I have a distinct liking for novels which furnish a good story, and have a climactic ending. Coming of age novels like Of Human Bondage appeal as the reader learns from the experiences of the protagonist. Novels about adolescents seeing and understanding the world around them are made interesting by the use of this knowledge in some form at a later stage in life, such as in Great Expectations. At the opening of Cries, the novel promises much more than what it delivers in the final quarter of the story. The build-up raises an expectation about what Sun Guanglin would turn out as after a childhood wherein he is treated as a non-entity. Be it diversions into sexual or political references, somewhat Joyce-like at times, or the underplayed drama conveyed via a very contemporary style of writing, Yu Hua intermittently succeeds and fails in engaging my attention.
Perhaps just because I refuse to see it as a novel of growing up in the reign of Communist Mao, I find the allusions and metaphors of the story half-cooked. By a stretch of imagination, I can find an undercurrent in the story that shows "the changing dynamics of Chinese society under Communist rule" (quoting from the back cover). But to say so, I need to read too much into the life story of Yu Hua, for he grew up in such a society.

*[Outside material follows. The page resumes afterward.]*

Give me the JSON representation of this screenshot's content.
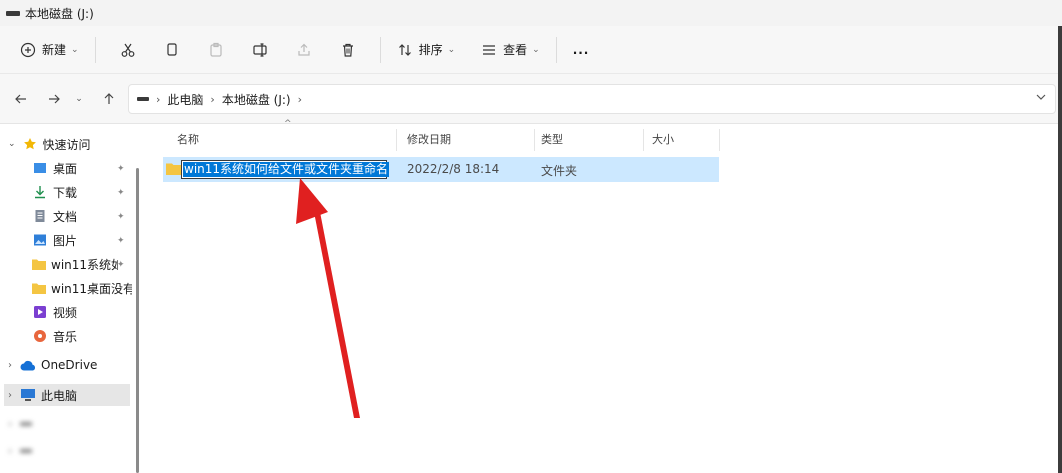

I think the mark of a great writer is to make his name inconsequential to his spoken or written word, and by that token, this book does not capture changes under communism even half as well as done famously and beautifully by Boris Pasternak in Doctor Zhivago. Part of the problem definitely lies in the fact that I am reading too "less" into the translated word. I am sure many connotations, many references, many word combinations could strike precise metaphors and parallels with evolution of the protagonist in contemporary China. Doctor Zhivago is great even as a translation, and that is partially because Russian literature and values can be easily transcribed in English. I know translating Hindi poetry and novels -- with their rhetoric, different value system, different syntax of language and three to four thousand years worth of allusions — is a very hard enterprise. Hence most of the Eastern novels usually remain untranslated. So I value translations for what they can and do map into English, and, concerning the issue-at-hand, for what Cries has to say — with hopes that its familial themes don't get lost in translation.